(Spoilers.)
I concluded my
second TLJ post by looking ahead to Solo: "I'll go in with low expectations - a fun hour and forty minutes of criminals shooting at each other, but fundamentally uninteresting in the broader SW universe. I don't really care about Star Wars for the smuggling." I could have added that I don't really care about Star Wars because of Han Solo either, the most over-rated character in the original trilogy.
This paragraph is just some more filler in case the intro isn't long enough to shunt any spoilers to below the preview text that will appear in social media links. Lorem ipsum dolor sit amet!
All right, so I left the cinema thinking that Solo was a real mixed bag, and over the subsequent couple of hours my feelings are only getting worse. The film failed to live up to my low expectations. I won't watch it again in the cinema, and I'm mildly annoyed that I'll have to buy the DVD if I want to keep my little collection going. I expect therefore that my bullet points will be more superficial than usual. Let's go from worst to best.
- Everything from the start of the movie till when Lando showed up. It was just a simulacrum of a Star Wars film, completely mindless, context-free action. Who are all these factions? No-one knows or cares. I had the impression that the writers were just making the whole story up.
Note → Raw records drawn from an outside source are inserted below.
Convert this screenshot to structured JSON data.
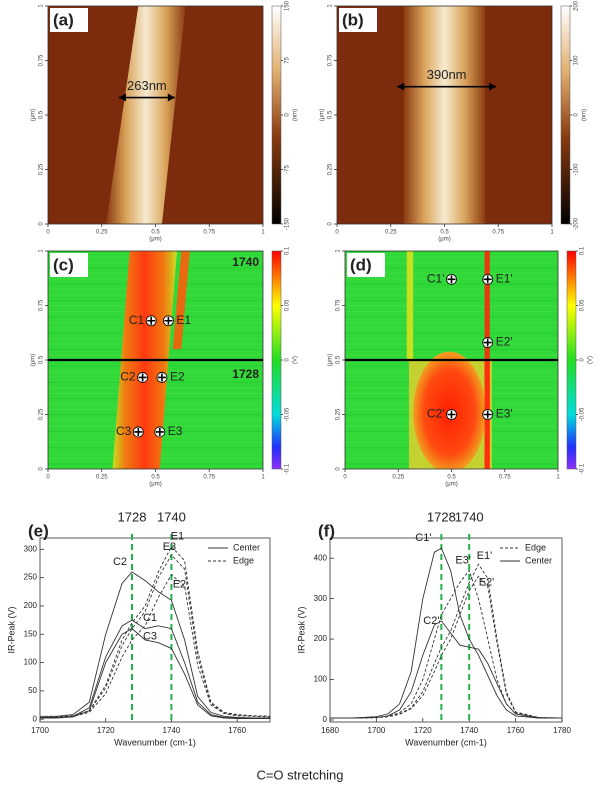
{
  "figure": {
    "panels": [
      {
        "label": "(a)",
        "kind": "height",
        "xlim": [
          0,
          1
        ],
        "ylim": [
          0,
          1
        ],
        "xticks": [
          0,
          0.25,
          0.5,
          0.75,
          1
        ],
        "yticks": [
          0,
          0.25,
          0.5,
          0.75,
          1
        ],
        "xlabel": "(μm)",
        "ylabel": "(μm)",
        "colorbar": {
          "lim": [
            -150,
            150
          ],
          "ticks": [
            150,
            75,
            0,
            -75,
            -150
          ],
          "label": "(nm)"
        },
        "width_label": "263nm"
      },
      {
        "label": "(b)",
        "kind": "height",
        "xlim": [
          0,
          1
        ],
        "ylim": [
          0,
          1
        ],
        "xticks": [
          0,
          0.25,
          0.5,
          0.75,
          1
        ],
        "yticks": [
          0,
          0.25,
          0.5,
          0.75,
          1
        ],
        "xlabel": "(μm)",
        "ylabel": "(μm)",
        "colorbar": {
          "lim": [
            -200,
            200
          ],
          "ticks": [
            200,
            100,
            0,
            -100,
            -200
          ],
          "label": "(nm)"
        },
        "width_label": "390nm"
      },
      {
        "label": "(c)",
        "kind": "ir",
        "xlim": [
          0,
          1
        ],
        "ylim": [
          0,
          1
        ],
        "xticks": [
          0,
          0.25,
          0.5,
          0.75,
          1
        ],
        "yticks": [
          0,
          0.25,
          0.5,
          0.75,
          1
        ],
        "xlabel": "(μm)",
        "ylabel": "(μm)",
        "colorbar": {
          "lim": [
            -0.1,
            0.1
          ],
          "ticks": [
            0.1,
            0.05,
            0,
            -0.05,
            -0.1
          ],
          "label": "(V)"
        },
        "divider_y": 0.5,
        "map_labels": [
          "1740",
          "1728"
        ],
        "points": [
          {
            "label": "C1",
            "x": 0.48,
            "y": 0.68
          },
          {
            "label": "E1",
            "x": 0.56,
            "y": 0.68
          },
          {
            "label": "C2",
            "x": 0.44,
            "y": 0.42
          },
          {
            "label": "E2",
            "x": 0.53,
            "y": 0.42
          },
          {
            "label": "C3",
            "x": 0.42,
            "y": 0.17
          },
          {
            "label": "E3",
            "x": 0.52,
            "y": 0.17
          }
        ]
      },
      {
        "label": "(d)",
        "kind": "ir",
        "xlim": [
          0,
          1
        ],
        "ylim": [
          0,
          1
        ],
        "xticks": [
          0,
          0.25,
          0.5,
          0.75,
          1
        ],
        "yticks": [
          0,
          0.25,
          0.5,
          0.75,
          1
        ],
        "xlabel": "(μm)",
        "ylabel": "(μm)",
        "colorbar": {
          "lim": [
            -0.1,
            0.1
          ],
          "ticks": [
            0.1,
            0.05,
            0,
            -0.05,
            -0.1
          ],
          "label": "(V)"
        },
        "divider_y": 0.5,
        "points": [
          {
            "label": "C1'",
            "x": 0.5,
            "y": 0.87
          },
          {
            "label": "E1'",
            "x": 0.67,
            "y": 0.87
          },
          {
            "label": "E2'",
            "x": 0.67,
            "y": 0.58
          },
          {
            "label": "C2'",
            "x": 0.5,
            "y": 0.25
          },
          {
            "label": "E3'",
            "x": 0.67,
            "y": 0.25
          }
        ]
      }
    ],
    "caption": "C=O stretching"
  },
  "chart_data": [
    {
      "type": "line",
      "panel_label": "(e)",
      "xlabel": "Wavenumber (cm-1)",
      "ylabel": "IR-Peak (V)",
      "xlim": [
        1700,
        1770
      ],
      "ylim": [
        -5,
        320
      ],
      "xticks": [
        1700,
        1720,
        1740,
        1760
      ],
      "yticks": [
        0,
        50,
        100,
        150,
        200,
        250,
        300
      ],
      "vlines": [
        1728,
        1740
      ],
      "vline_color": "#22b04a",
      "legend": {
        "position": "upper right",
        "entries": [
          {
            "name": "Center",
            "style": "solid"
          },
          {
            "name": "Edge",
            "style": "dashed"
          }
        ]
      },
      "x": [
        1700,
        1705,
        1710,
        1715,
        1720,
        1725,
        1728,
        1732,
        1736,
        1740,
        1744,
        1748,
        1752,
        1756,
        1760,
        1765,
        1770
      ],
      "series": [
        {
          "label": "C1",
          "style": "solid",
          "color": "#333333",
          "values": [
            3,
            3,
            5,
            20,
            110,
            165,
            175,
            160,
            165,
            160,
            100,
            30,
            8,
            3,
            2,
            2,
            2
          ]
        },
        {
          "label": "C2",
          "style": "solid",
          "color": "#333333",
          "values": [
            5,
            5,
            8,
            30,
            150,
            240,
            260,
            245,
            225,
            210,
            140,
            40,
            12,
            5,
            3,
            2,
            2
          ]
        },
        {
          "label": "C3",
          "style": "solid",
          "color": "#333333",
          "values": [
            2,
            2,
            4,
            15,
            100,
            150,
            160,
            140,
            135,
            125,
            80,
            25,
            6,
            2,
            1,
            1,
            1
          ]
        },
        {
          "label": "E1",
          "style": "dashed",
          "color": "#333333",
          "values": [
            3,
            4,
            6,
            15,
            60,
            140,
            170,
            200,
            260,
            305,
            280,
            120,
            30,
            12,
            8,
            6,
            5
          ]
        },
        {
          "label": "E2",
          "style": "dashed",
          "color": "#333333",
          "values": [
            3,
            4,
            5,
            12,
            45,
            110,
            140,
            165,
            215,
            255,
            235,
            95,
            25,
            10,
            6,
            5,
            4
          ]
        },
        {
          "label": "E3",
          "style": "dashed",
          "color": "#333333",
          "values": [
            3,
            4,
            6,
            14,
            55,
            130,
            160,
            190,
            250,
            290,
            265,
            110,
            28,
            11,
            7,
            6,
            5
          ]
        }
      ]
    },
    {
      "type": "line",
      "panel_label": "(f)",
      "xlabel": "Wavenumber (cm-1)",
      "ylabel": "IR-Peak (V)",
      "xlim": [
        1680,
        1780
      ],
      "ylim": [
        -5,
        450
      ],
      "xticks": [
        1680,
        1700,
        1720,
        1740,
        1760,
        1780
      ],
      "yticks": [
        0,
        100,
        200,
        300,
        400
      ],
      "vlines": [
        1728,
        1740
      ],
      "vline_color": "#22b04a",
      "legend": {
        "position": "upper right",
        "entries": [
          {
            "name": "Edge",
            "style": "dashed"
          },
          {
            "name": "Center",
            "style": "solid"
          }
        ]
      },
      "x": [
        1680,
        1690,
        1700,
        1705,
        1710,
        1715,
        1720,
        1725,
        1728,
        1732,
        1736,
        1740,
        1744,
        1748,
        1752,
        1756,
        1760,
        1770,
        1780
      ],
      "series": [
        {
          "label": "C1'",
          "style": "solid",
          "color": "#333333",
          "values": [
            5,
            5,
            8,
            15,
            40,
            120,
            300,
            415,
            425,
            370,
            260,
            200,
            160,
            110,
            60,
            25,
            10,
            5,
            5
          ]
        },
        {
          "label": "C2'",
          "style": "solid",
          "color": "#333333",
          "values": [
            5,
            5,
            6,
            10,
            25,
            70,
            160,
            235,
            245,
            215,
            185,
            180,
            175,
            140,
            90,
            40,
            15,
            5,
            5
          ]
        },
        {
          "label": "E1'",
          "style": "dashed",
          "color": "#333333",
          "values": [
            5,
            5,
            6,
            8,
            15,
            30,
            70,
            140,
            180,
            220,
            280,
            340,
            385,
            350,
            200,
            70,
            20,
            6,
            5
          ]
        },
        {
          "label": "E2'",
          "style": "dashed",
          "color": "#333333",
          "values": [
            5,
            5,
            6,
            8,
            14,
            28,
            60,
            120,
            160,
            200,
            260,
            320,
            355,
            330,
            190,
            65,
            18,
            6,
            5
          ]
        },
        {
          "label": "E3'",
          "style": "dashed",
          "color": "#333333",
          "values": [
            5,
            5,
            6,
            9,
            18,
            40,
            100,
            200,
            260,
            300,
            340,
            370,
            300,
            200,
            100,
            40,
            15,
            6,
            5
          ]
        }
      ]
    }
  ]
}
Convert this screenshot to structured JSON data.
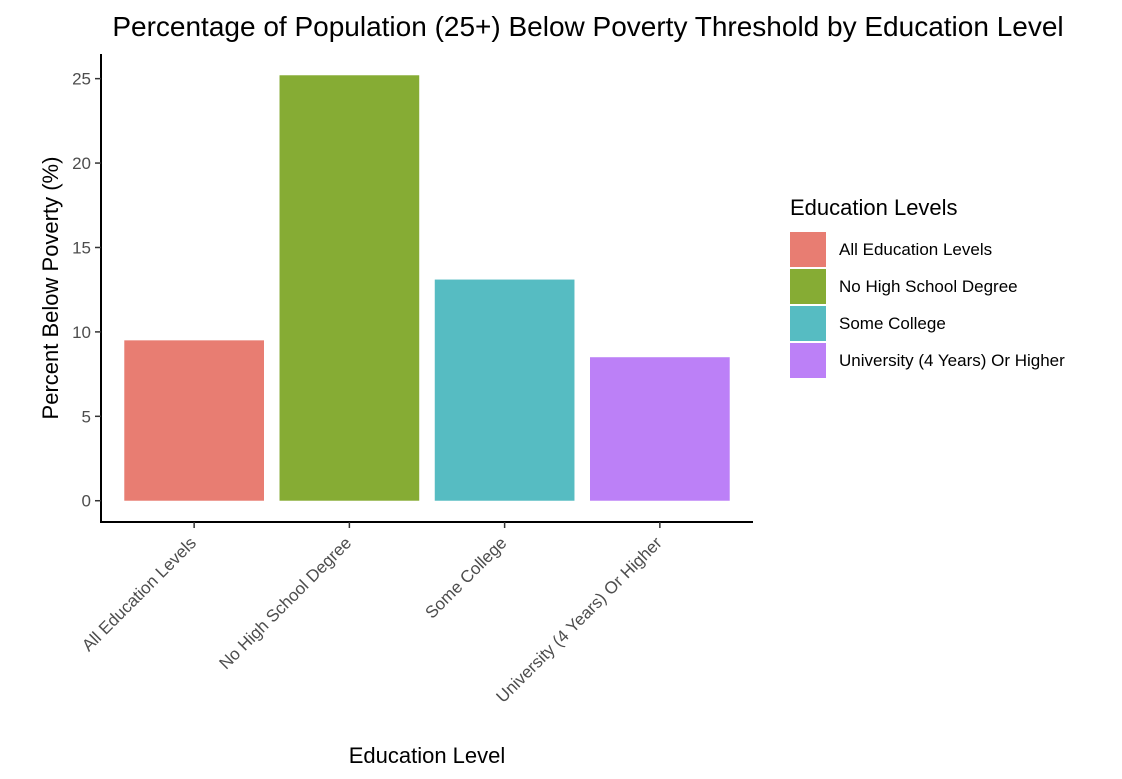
{
  "chart_data": {
    "type": "bar",
    "title": "Percentage of Population (25+) Below Poverty Threshold by Education Level",
    "xlabel": "Education Level",
    "ylabel": "Percent Below Poverty (%)",
    "categories": [
      "All Education Levels",
      "No High School Degree",
      "Some College",
      "University (4 Years) Or Higher"
    ],
    "values": [
      9.5,
      25.2,
      13.1,
      8.5
    ],
    "colors": [
      "#E87D72",
      "#86AC34",
      "#56BCC2",
      "#BC80F7"
    ],
    "yticks": [
      0,
      5,
      10,
      15,
      20,
      25
    ],
    "ylim": [
      -1.26,
      26.46
    ],
    "grid": false,
    "legend": {
      "title": "Education Levels",
      "position": "right",
      "entries": [
        "All Education Levels",
        "No High School Degree",
        "Some College",
        "University (4 Years) Or Higher"
      ]
    }
  }
}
- Hey did you notice Han had those dice? Did you see the dice again? And again? And again? That's a reference.
- There's a correctly deleted scene from ROTS where Anakin speaks a bit of binary. The non-repetition of this non-mistake in Solo also leads to the inelegant use of subtitles for Wookiee in precisely one scene before reverting to the usual practice of leaving the language unsubtitled.
- Darth Maul! I almost laughed out loud. Darth Vader's cameo in Rogue One has been called completely gratuitous fan-service - yep! - but it had the advantage of being the most awesome scene in the whole of Star Wars. Darth Maul igniting his light-saber for no reason while Duel of the Fates plays... youtried.png.
(I haven't watched Rebels, but I had read about how he Force-grew some spider-robot legs or something after getting cut in half, thus allowing him to be a character in that series, so I wasn't confused by his appearance.)
- That scene of the gigantic alien octopus flailing its tentacles about as it tries to avoid the gravity well while the Millennium Falcon uses all its power to stay still, that will be a good gif that encapsulates the worst of Solo.
- Some of the callbacks to the OT were a liiiitle too unsubtle; some of them were good. I liked the "I hate you"-"I know".
- Too much of the plot is uninteresting, just a bunch of twists and double-crossing and whatnot. The proto-rebellion group was under-developed.
- The treatment of droids is one of the great unexamined moral issues in the Star Wars Universe, and it deserved so much more than being played for laughs. Human-droid love, why not? We've seen Poe's reaction to BB-8's return (with Finn and Rose) in TLJ; Lando loving L3 is only a little bit more along that continuum.
I'd like to consider the droid rebellion seriously, little though the film seems to want me to. Droids for the most part seem sufficiently well-programmed not to actively question their place, so it was strange for them to so eagerly embrace freedom at L3's announcement. Still it doesn't break all logic for me ("It's our lot in life"), and I hope that this latent desire for freedom is exploited as a device when writing the Droid Rebellion stand-alone movie.
- I guess Qi'ra deserves a bullet point. Meh, a couple of cool action scenes doesn't make her character interesting.
- I thought Alden Ehrenreich was pretty Han-y, close enough not to break it for me.
- It was good that there are a lot of weird-looking aliens. It's a minor point but it's something that the last couple of Star Wars films haven't done so well.
- When Chewie replaced Qi'ra as co-pilot on the Falcon, good nostalgia hit.
- They canonised the twelve-parsecs-as-distance! My hope had been that he'd do the run in, say, 15 parsecs, but admitting that he was rounding down wins some points from me. This was one of the more important things to check off from ANH and they did it well.
- The film picked up when Lando entered, like the plot suddenly had direction, a sense of purpose. I enjoyed a bunch of the scenes from then on.
- That first cards game was great. I really felt the tension.
Overall, is it as good as The Phantom Menace? No. Is it as good as Clones? ...Also no, but it's close. I'm looking forward to the Rian Johnson trilogy.
5 > RO > 8 > 4 > 6 > 7 > 3 > 1 > 2 > S.